If this section of the film is meant to show the substrate upon which grief feeds — the glory of idealized memory and the gnawing of regret — the next section explores the possibility of whether grief may be comforted and sorrow quelled. To do so, it must take the admonition of the sermon on Job to heart and turn “from the passing shows of time” to seek “that which is eternal.”
The final section of the film takes us back to where we began with our characters, to the mother in mourning and Jack at work in his building, now traveling up, up, up in an elevator. By the time we see him come back down again, he will have been changed.

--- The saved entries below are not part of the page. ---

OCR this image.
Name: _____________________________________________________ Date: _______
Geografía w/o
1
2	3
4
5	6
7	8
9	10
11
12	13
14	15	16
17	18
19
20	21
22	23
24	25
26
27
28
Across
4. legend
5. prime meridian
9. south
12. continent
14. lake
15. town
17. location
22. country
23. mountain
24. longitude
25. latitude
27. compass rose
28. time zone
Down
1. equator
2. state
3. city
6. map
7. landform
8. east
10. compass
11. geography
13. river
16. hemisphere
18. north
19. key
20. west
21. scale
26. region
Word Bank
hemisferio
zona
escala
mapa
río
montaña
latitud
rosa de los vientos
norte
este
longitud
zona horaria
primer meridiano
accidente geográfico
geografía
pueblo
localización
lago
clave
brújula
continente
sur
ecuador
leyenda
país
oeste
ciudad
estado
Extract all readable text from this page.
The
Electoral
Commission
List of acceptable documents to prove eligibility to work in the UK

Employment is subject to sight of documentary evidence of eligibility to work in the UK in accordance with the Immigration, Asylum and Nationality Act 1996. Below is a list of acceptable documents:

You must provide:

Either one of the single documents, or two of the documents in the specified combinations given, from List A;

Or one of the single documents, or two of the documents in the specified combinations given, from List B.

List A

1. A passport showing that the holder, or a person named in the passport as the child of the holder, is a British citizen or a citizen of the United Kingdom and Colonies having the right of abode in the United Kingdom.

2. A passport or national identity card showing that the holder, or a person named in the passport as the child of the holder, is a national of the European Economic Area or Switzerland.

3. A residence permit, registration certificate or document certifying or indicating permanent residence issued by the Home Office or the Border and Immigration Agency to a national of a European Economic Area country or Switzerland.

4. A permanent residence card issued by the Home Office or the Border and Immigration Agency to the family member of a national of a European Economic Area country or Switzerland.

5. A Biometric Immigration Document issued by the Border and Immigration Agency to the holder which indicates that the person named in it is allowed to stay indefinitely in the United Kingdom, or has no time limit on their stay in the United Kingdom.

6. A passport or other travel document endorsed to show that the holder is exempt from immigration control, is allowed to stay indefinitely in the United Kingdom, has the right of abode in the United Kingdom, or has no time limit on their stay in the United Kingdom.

And suddenly, once again, we are at the cosmic level and the Earth is pictured as being insignificantly small as a speck against our sun as it goes into supernova, destroying all life. This is followed by a catalog of images of transition to eternity — of doors being walked through in a desolate wilderness, of people rising up from graves, rising up from the depths of water to the surface, of people walking out of darkness into brilliant light. And there are scenes of people walking together in vast open spaces — a brilliant salt flat, a beach at sunset with a little Tree of Life by the water, where upon arriving Jack sinks to his knees in surrender in the surf. And in these scenes people are both old and young at almost the same moment, and some are meeting one another once again with great joy.
Then, in a key scene, Jack and his mother are seen leading his brother out of the door of their childhood home and onto the brilliant plain of eternity, letting him go on alone. Next, Jack’s mother is tended to by young women as she, too, lifts her hands in surrender and gives her son to God. Then, as if to anchor us back to the Earth, this small section of the film ends with a lovely shot of sunflowers rooted in the earth against a dimly lit sky.
Finally, in the penultimate scene of the film, the elevator is moving down again — down from the mountaintop — and Jack walks out into the city, now transformed, with a radiant Tree of Life filling a courtyard and the clouds mirrored in beauty in the skyscrapers, and he is smiling. The DVD chapter title for this scene (which is some value added information above and beyond the theater experience) is titled “Was it a Dream?” which may well lead us to ask what exactly is happening in these final scenes? How is Jack’s (and presumably his mother’s) sadness comforted by an experience that has not even happened as yet? The answer is perhaps as perplexing and as paradoxical as the movie itself — that God does not indeed ever answer the question of “Why?” at all, but simply presents himself to us, seen in the glories of nature and his action in the world. And perhaps the eschaton — the end of all things when all manner of things will be made well — if we will let it, may work itself backwards, or we, from this end may be able to work towards it, if we accept this eternal perspective and trust God, as Job did before us.
This last interpretation is mere surmising on my part. After all¸ The Tree of Life is a piece of art and not a how-to manual for dealing with grief. But good art does speak truths to us at some level. We are not shown how many years it took for Jack to come to this new perspective; we are not even told whether the process of achieving it might not need to occur again and again. The Tree of Life simply bears witness to the possibility that those who mourn will be comforted, and that is a beautiful thing.
“Then the angel showed me the river of the water of life, as clear as crystal, flowing from the throne of God and of the Lamb down the middle of the great street of the city. On each side of the river stood the tree of life, bearing twelve crops of fruit, yielding its fruit every month. And the leaves of the tree are for the healing of the nations. No longer will there be any curse. The throne of God and of the Lamb will be in the city, and his servants will serve him. They will see his face, and his name will be on their foreheads. There will be no more night. They will not need the light of a lamp or the light of the sun, for the Lord God will give them light. And they will reign forever and ever.”